Testamento de la Espiga



Buenas tardes.
Luego de casi dos meses aquí, comentando con vosotros mi último libro, hoy tengo el honor de hacer una breve presentación de mi amigo y colega Javier, que viene a hablaros de su “Testamento de la espiga”, un entrañable libro que yo tuve la suerte de conocer cuando ni siquiera estaba ultimado, porque a Javier, en aquellos días, aún le gustaba mostrar a sus íntimos los versos con los que peleaba antes de darlos por concluidos, quizá esperando nuestra crítica, nuestro visto bueno, o ambas cosas a la vez.

Recuerdo que su título provisional era “Cuando declinan los trigos”, y debo reconocer que fue, desde el principio, uno de mis preferidos, por el sabor a cultura tradicional que desprende, la denuncia de muchos de los despropósitos de nuestro tiempo, el sabor a infancia rural, la singularidad conseguida con las dos partes que componen el libro, dos partes muy bien diferenciadas en lo que respecta a temas y estilo y, en general, por la atmósfera envolvente del poemario en sí, que rezuma verdad y calidad humana y literaria, un reflejo, al fin, del alma de quien lo ha escrito, mi gran amigo Javier.

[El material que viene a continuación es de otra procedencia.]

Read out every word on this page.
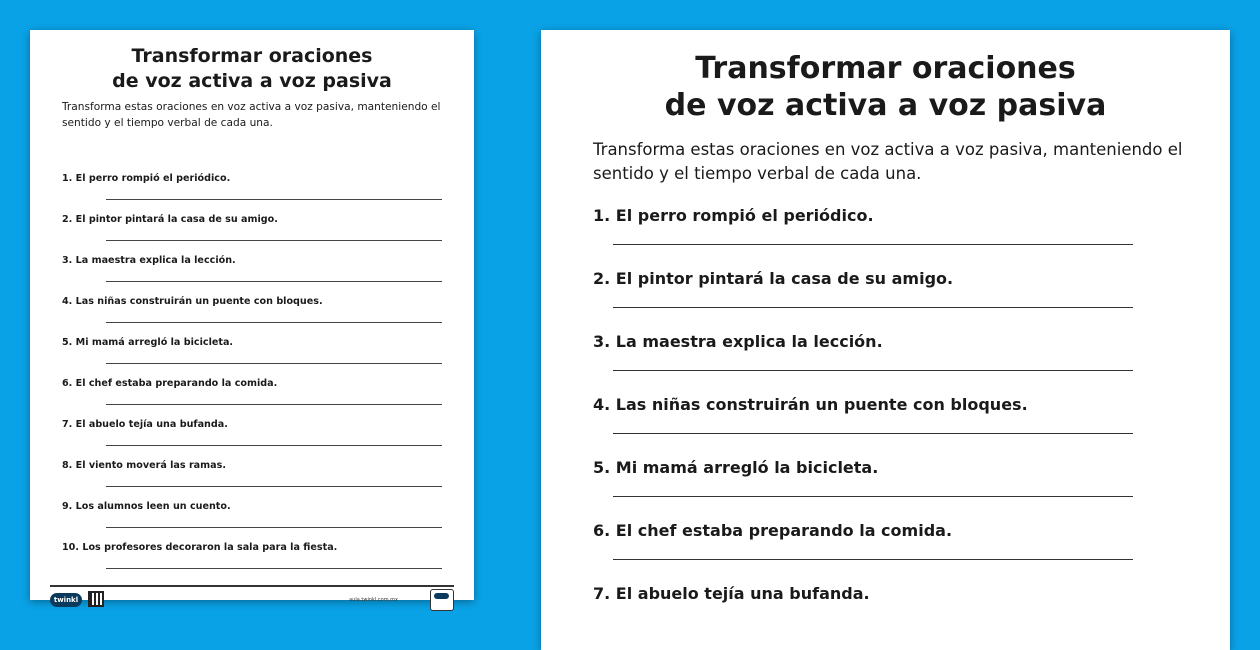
Transformar oraciones
de voz activa a voz pasiva
Transforma estas oraciones en voz activa a voz pasiva, manteniendo el sentido y el tiempo verbal de cada una.
1. El perro rompió el periódico.
2. El pintor pintará la casa de su amigo.
3. La maestra explica la lección.
4. Las niñas construirán un puente con bloques.
5. Mi mamá arregló la bicicleta.
6. El chef estaba preparando la comida.
7. El abuelo tejía una bufanda.
8. El viento moverá las ramas.
9. Los alumnos leen un cuento.
10. Los profesores decoraron la sala para la fiesta.
twinkl	aula.twinkl.com.mx
Transformar oraciones
de voz activa a voz pasiva
Transforma estas oraciones en voz activa a voz pasiva, manteniendo el sentido y el tiempo verbal de cada una.
1. El perro rompió el periódico.
2. El pintor pintará la casa de su amigo.
3. La maestra explica la lección.
4. Las niñas construirán un puente con bloques.
5. Mi mamá arregló la bicicleta.
6. El chef estaba preparando la comida.
7. El abuelo tejía una bufanda.
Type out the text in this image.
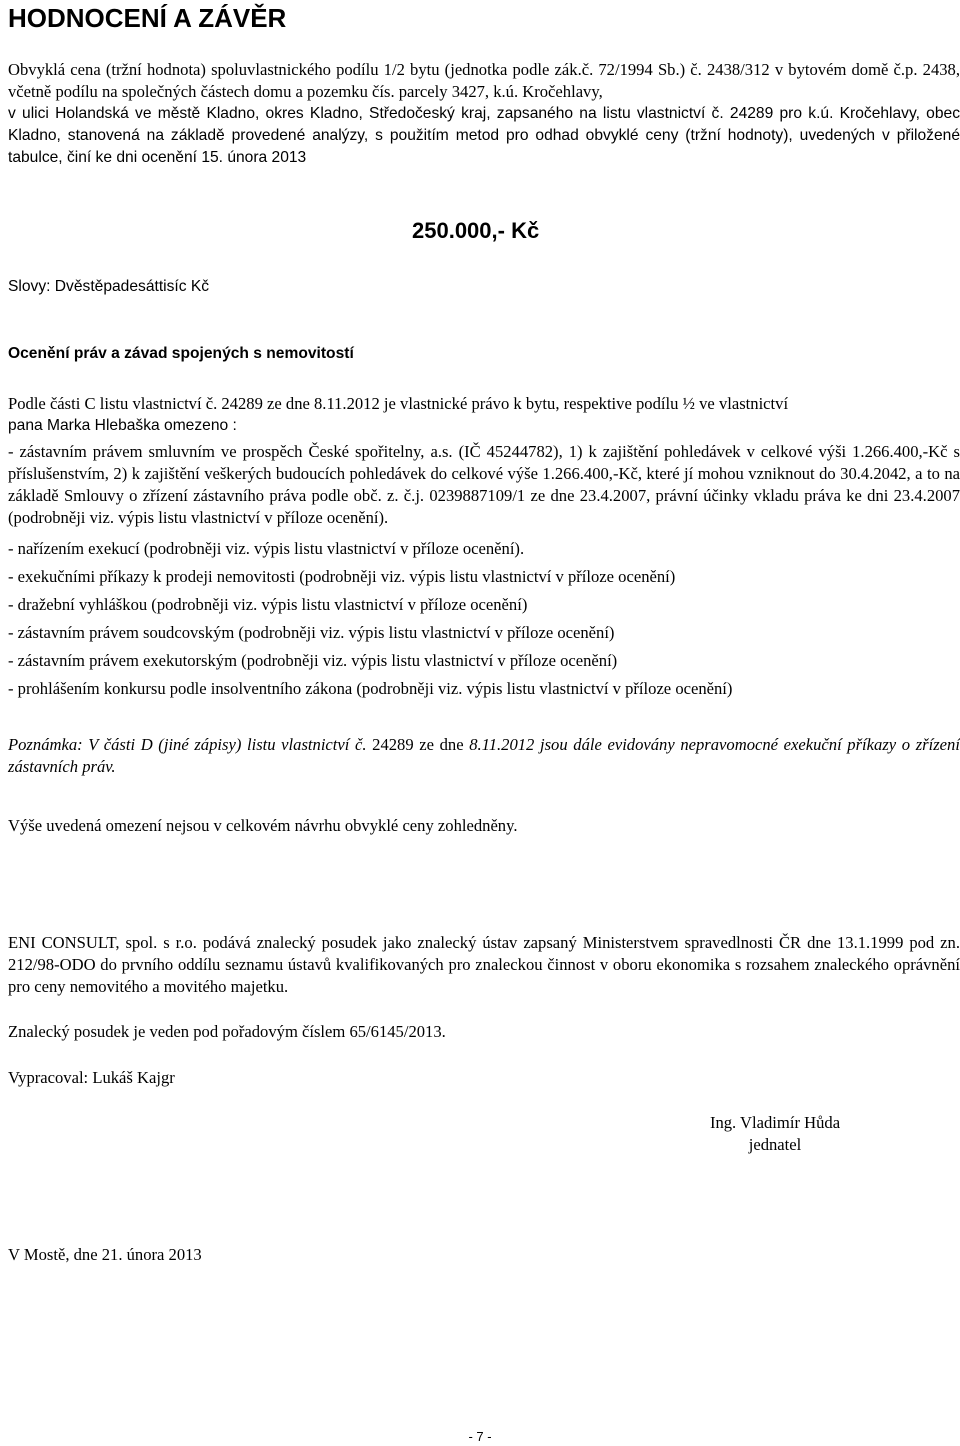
HODNOCENÍ A ZÁVĚR
Obvyklá cena (tržní hodnota) spoluvlastnického podílu 1/2 bytu (jednotka podle zák.č. 72/1994 Sb.) č. 2438/312 v bytovém domě č.p. 2438, včetně podílu na společných částech domu a pozemku čís. parcely 3427, k.ú. Kročehlavy,
v ulici Holandská ve městě Kladno, okres Kladno, Středočeský kraj, zapsaného na listu vlastnictví č. 24289 pro k.ú. Kročehlavy, obec Kladno, stanovená na základě provedené analýzy, s použitím metod pro odhad obvyklé ceny (tržní hodnoty), uvedených v přiložené tabulce, činí ke dni ocenění 15. února 2013
250.000,- Kč
Slovy: Dvěstěpadesáttisíc Kč
Ocenění práv a závad spojených s nemovitostí
Podle části C listu vlastnictví č. 24289 ze dne 8.11.2012 je vlastnické právo k bytu, respektive podílu ½ ve vlastnictví
pana Marka Hlebaška omezeno :
- zástavním právem smluvním ve prospěch České spořitelny, a.s. (IČ 45244782), 1) k zajištění pohledávek v celkové výši 1.266.400,-Kč s příslušenstvím, 2) k zajištění veškerých budoucích pohledávek do celkové výše 1.266.400,-Kč, které jí mohou vzniknout do 30.4.2042, a to na základě Smlouvy o zřízení zástavního práva podle obč. z. č.j. 0239887109/1 ze dne 23.4.2007, právní účinky vkladu práva ke dni 23.4.2007 (podrobněji viz. výpis listu vlastnictví v příloze ocenění).
- nařízením exekucí (podrobněji viz. výpis listu vlastnictví v příloze ocenění).
- exekučními příkazy k prodeji nemovitosti (podrobněji viz. výpis listu vlastnictví v příloze ocenění)
- dražební vyhláškou (podrobněji viz. výpis listu vlastnictví v příloze ocenění)
- zástavním právem soudcovským (podrobněji viz. výpis listu vlastnictví v příloze ocenění)
- zástavním právem exekutorským (podrobněji viz. výpis listu vlastnictví v příloze ocenění)
- prohlášením konkursu podle insolventního zákona (podrobněji viz. výpis listu vlastnictví v příloze ocenění)
Poznámka: V části D (jiné zápisy) listu vlastnictví č. 24289 ze dne 8.11.2012 jsou dále evidovány nepravomocné exekuční příkazy o zřízení zástavních práv.
Výše uvedená omezení nejsou v celkovém návrhu obvyklé ceny zohledněny.
ENI CONSULT, spol. s r.o. podává znalecký posudek jako znalecký ústav zapsaný Ministerstvem spravedlnosti ČR dne 13.1.1999 pod zn. 212/98-ODO do prvního oddílu seznamu ústavů kvalifikovaných pro znaleckou činnost v oboru ekonomika s rozsahem znaleckého oprávnění pro ceny nemovitého a movitého majetku.
Znalecký posudek je veden pod pořadovým číslem 65/6145/2013.
Vypracoval: Lukáš Kajgr
Ing. Vladimír Hůda
jednatel
V Mostě, dne 21. února 2013
- 7 -
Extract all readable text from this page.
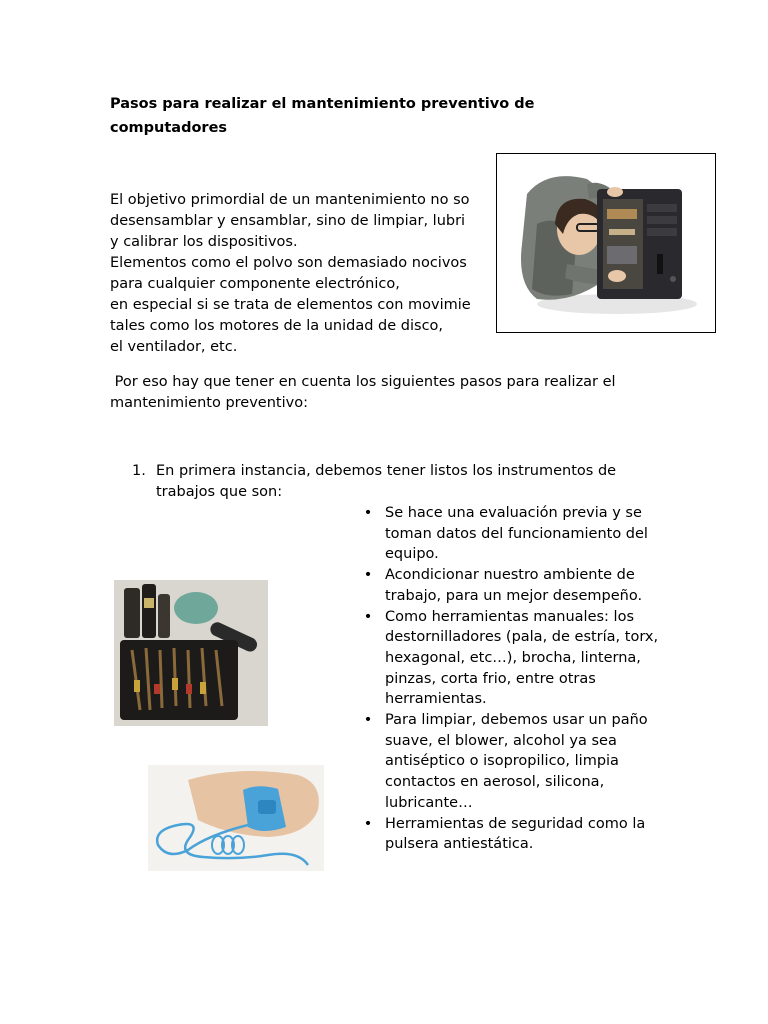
Pasos para realizar el mantenimiento preventivo de
computadores
El objetivo primordial de un mantenimiento no so
desensamblar y ensamblar, sino de limpiar, lubri
y calibrar los dispositivos.
Elementos como el polvo son demasiado nocivos
para cualquier componente electrónico,
en especial si se trata de elementos con movimie
tales como los motores de la unidad de disco,
el ventilador, etc.
Por eso hay que tener en cuenta los siguientes pasos para realizar el
mantenimiento preventivo:
1. En primera instancia, debemos tener listos los instrumentos de trabajos que son:
• Se hace una evaluación previa y se toman datos del funcionamiento del equipo.
• Acondicionar nuestro ambiente de trabajo, para un mejor desempeño.
• Como herramientas manuales: los destornilladores (pala, de estría, torx, hexagonal, etc…), brocha, linterna, pinzas, corta frio, entre otras herramientas.
• Para limpiar, debemos usar un paño suave, el blower, alcohol ya sea antiséptico o isopropilico, limpia contactos en aerosol, silicona, lubricante…
• Herramientas de seguridad como la pulsera antiestática.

Como él será el encargado principal de hablar de su obra, puesto que es hoy el protagonista del dinámico Club de Lectura de la biblioteca de Noáin, antes que entrar en profundos y minuciosos análisis literarios, yo preferiría hacer una semblanza de la personalidad del autor, algo que no deja de ser un asunto esencial, desde mi punto de vista. Porque, ¿qué mueve a una persona a hacer algo? Nada, o casi nada, ocurre por azar. Y sin ser tan arrogante como para pensar que el escritor, el poeta, es un ser superior acaso, yo sí diría que es un ser especial, con una sensibilidad diferente, de la que se deriva, a todas luces, una mirada exclusiva.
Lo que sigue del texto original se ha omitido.